А ты, Приятель, растянувшись на кровати или сидя в кресле, наверное, хихикаешь, когда я пускаю слюни, как Калибан, улыбаешься моим страданиям, как честный человек, или вздыхаешь, когда я неуклюже валяю дурака, подводя философскую базу под свое безумие, и читаю тебе лекции о метафоре жизни как игры. Но я и есть честный человек — со всем его бессмысленным состраданием к тем, кто способен чувствовать, — я и есть дурак. Я был Раскольниковым, поднимавшимся по лестнице, Жюльеном Сорелем, слышавшим, как часы бьют десять, Молли Блум, извивавшейся под ритмичными толчками члена Буяна Бойлана. Страдание — это один из моих костюмов, к счастью надеваемых не так часто, как мой шутовской наряд.

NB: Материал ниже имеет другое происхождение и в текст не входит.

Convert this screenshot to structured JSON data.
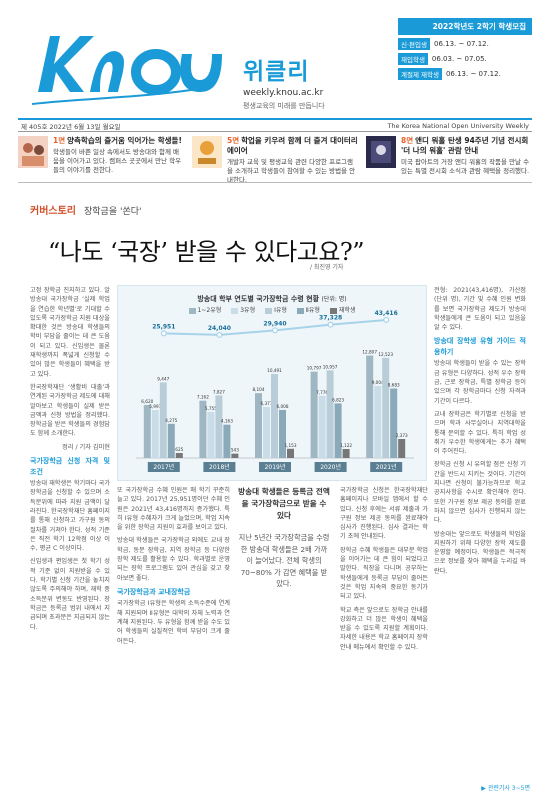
{
  "masthead": {
    "brand_name": "위클리",
    "url": "weekly.knou.ac.kr",
    "tagline": "평생교육의 미래를 만듭니다",
    "schedule_title": "2022학년도 2학기 학생모집",
    "schedule": [
      {
        "label": "신·편입생",
        "value": "06.13. ~ 07.12."
      },
      {
        "label": "재입학생",
        "value": "06.03. ~ 07.05."
      },
      {
        "label": "계절제 재학생",
        "value": "06.13. ~ 07.12."
      }
    ],
    "colors": {
      "accent": "#1a9bd7",
      "orange": "#e5622b"
    }
  },
  "infobar": {
    "left": "제 405호  2022년 6월 13일 월요일",
    "right": "The Korea National Open University Weekly"
  },
  "teasers": [
    {
      "page": "1면",
      "title": "양측학습의 즐거움 익어가는 학생들!",
      "text": "학생들이 바쁜 일상 속에서도 방송대와 함께 배움을 이어가고 있다. 캠퍼스 곳곳에서 만난 학우들의 이야기를 전한다."
    },
    {
      "page": "5면",
      "title": "학업을 키우려 함께 더 즐겨 대이터리에이어",
      "text": "개발자 교육 및 평생교육 관련 다양한 프로그램을 소개하고 학생들이 참여할 수 있는 방법을 안내한다."
    },
    {
      "page": "8면",
      "title": "앤디 워홀 탄생 94주년 기념 전시회 '더 나의 워홀' 관람 안내",
      "text": "미국 팝아트의 거장 앤디 워홀의 작품을 만날 수 있는 특별 전시회 소식과 관람 혜택을 정리했다."
    }
  ],
  "section": {
    "label": "커버스토리",
    "sub": "장학금을 '쏜다'"
  },
  "headline": "“나도 ‘국장’ 받을 수 있다고요?”",
  "byline": "/ 최진영 기자",
  "columns": {
    "col1_intro": "고정 장학금 진지하고 있다. 알 방송대 국가장학금 ‘실제 학업을 연습한 학년별’로 기대할 수 있도록 국가장학금 지원 대상을 확대한 것은 방송대 학생들의 학비 부담을 줄이는 데 큰 도움이 되고 있다. 신입생은 물론 재학생까지 폭넓게 신청할 수 있어 많은 학생들이 혜택을 받고 있다.",
    "col1_p2": "한국장학재단 ‘생활비 대출’과 연계된 국가장학금 제도에 대해 알아보고 학생들이 실제 받은 금액과 신청 방법을 정리했다. 장학금을 받은 학생들의 경험담도 함께 소개한다.",
    "col1_sig": "정리 / 기자 김미현",
    "sub1": "국가장학금 신청 자격 및 조건",
    "col1_p3": "방송대 재학생은 학기마다 국가장학금을 신청할 수 있으며 소득분위에 따라 지원 금액이 달라진다. 한국장학재단 홈페이지를 통해 신청하고 가구원 동의 절차를 거쳐야 한다. 성적 기준은 직전 학기 12학점 이상 이수, 평균 C 이상이다.",
    "col1_p4": "신입생과 편입생은 첫 학기 성적 기준 없이 지원받을 수 있다. 학기별 신청 기간을 놓치지 않도록 주의해야 하며, 재학 중 소득분위 변동도 반영된다. 장학금은 등록금 범위 내에서 지급되며 초과분은 지급되지 않는다.",
    "col2_p1": "또 국가장학금 수혜 인원은 매 학기 꾸준히 늘고 있다. 2017년 25,951명이던 수혜 인원은 2021년 43,416명까지 증가했다. 특히 Ⅰ유형 수혜자가 크게 늘었으며, 학업 지속을 위한 장학금 지원이 효과를 보이고 있다.",
    "col2_p2": "방송대 학생들은 국가장학금 외에도 교내 장학금, 동문 장학금, 지역 장학금 등 다양한 장학 제도를 활용할 수 있다. 학과별로 운영되는 장학 프로그램도 있어 관심을 갖고 찾아보면 좋다.",
    "sub2": "국가장학금과 교내장학금",
    "col2_p3": "국가장학금 Ⅰ유형은 학생의 소득수준에 연계해 지원되며 Ⅱ유형은 대학의 자체 노력과 연계해 지원된다. 두 유형을 함께 받을 수도 있어 학생들의 실질적인 학비 부담이 크게 줄어든다.",
    "pull_quote": "방송대 학생들은 등록금 전액을 국가장학금으로 받을 수 있다",
    "pull_note": "지난 5년간 국가장학금을 수령한 방송대 학생들은 2배 가까이 늘어났다. 전체 학생의 70~80% 가 감면 혜택을 받았다.",
    "col3_p1": "국가장학금 신청은 한국장학재단 홈페이지나 모바일 앱에서 할 수 있다. 신청 후에는 서류 제출과 가구원 정보 제공 동의를 완료해야 심사가 진행된다. 심사 결과는 학기 초에 안내된다.",
    "col3_p2": "장학금 수혜 학생들은 대부분 학업을 이어가는 데 큰 힘이 되었다고 말한다. 직장을 다니며 공부하는 학생들에게 등록금 부담이 줄어든 것은 학업 지속의 중요한 동기가 되고 있다.",
    "col3_p3": "학교 측은 앞으로도 장학금 안내를 강화하고 더 많은 학생이 혜택을 받을 수 있도록 지원할 계획이다. 자세한 내용은 학교 홈페이지 장학 안내 메뉴에서 확인할 수 있다.",
    "col4_p1": "전형: 2021(43,416명), 가산점(단위 명), 기간 및 수혜 인원 변화를 보면 국가장학금 제도가 방송대 학생들에게 큰 도움이 되고 있음을 알 수 있다.",
    "sub3": "방송대 장학생 유형 가이드 적용하기",
    "col4_p2": "방송대 학생들이 받을 수 있는 장학금 유형은 다양하다. 성적 우수 장학금, 근로 장학금, 특별 장학금 등이 있으며 각 장학금마다 신청 자격과 기간이 다르다.",
    "col4_p3": "교내 장학금은 학기별로 신청을 받으며 학과 사무실이나 지역대학을 통해 문의할 수 있다. 특히 학업 성취가 우수한 학생에게는 추가 혜택이 주어진다.",
    "col4_p4": "장학금 신청 시 유의할 점은 신청 기간을 반드시 지키는 것이다. 기간이 지나면 신청이 불가능하므로 학교 공지사항을 수시로 확인해야 한다. 또한 가구원 정보 제공 동의를 완료하지 않으면 심사가 진행되지 않는다.",
    "col4_p5": "방송대는 앞으로도 학생들의 학업을 지원하기 위해 다양한 장학 제도를 운영할 예정이다. 학생들은 적극적으로 정보를 찾아 혜택을 누리길 바란다.",
    "continue": "▶ 관련기사 3~5면"
  },
  "chart_data": {
    "type": "bar",
    "title": "방송대 학부 연도별 국가장학금 수령 현황",
    "unit": "(단위: 명)",
    "categories": [
      "2017년",
      "2018년",
      "2019년",
      "2020년",
      "2021년"
    ],
    "series": [
      {
        "name": "1~2유형",
        "values": [
          6620,
          7162,
          8104,
          10797,
          12807
        ],
        "color": "#9fb6c3"
      },
      {
        "name": "3유형",
        "values": [
          5997,
          5755,
          6371,
          7776,
          9004
        ],
        "color": "#c8dde8"
      },
      {
        "name": "Ⅰ유형",
        "values": [
          9447,
          7827,
          10491,
          10957,
          12523
        ],
        "color": "#b9cdd8"
      },
      {
        "name": "Ⅱ유형",
        "values": [
          4275,
          4163,
          6008,
          6823,
          8683
        ],
        "color": "#8aa9b9"
      },
      {
        "name": "재학생",
        "values": [
          625,
          543,
          1153,
          1122,
          2373
        ],
        "color": "#777777"
      }
    ],
    "total": {
      "name": "전체",
      "values": [
        25951,
        24040,
        29940,
        37328,
        43416
      ],
      "color": "#a7d3ea"
    },
    "ylim": [
      0,
      14000
    ]
  }
}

А ты. Читатель, хороший приятель и такой же болван, как и я. Да, ты, мой читатель, милое пустое место, ты и есть Живущий по воле Жребия. Если ты дочитал до этого места, то обречен нести с собой выжженную навсегда в твоей душе личность, которую я здесь изобразил: личность дайсмена. Ты многолик, и я часть тебя. Я запустил в тебя блоху, и от нее у тебя будет вечный зуд. Ах, Читатель, не надо было давать мне родиться. Конечно, другие «я» тоже то и дело кусаются. Но блоха Живущего по воле Жребия требует, чтобы ты непрерывно чесался: дайсмен ненасытен. Тебе никогда больше не прожить и мига без зуда — если, конечно, ты не станешь блохой.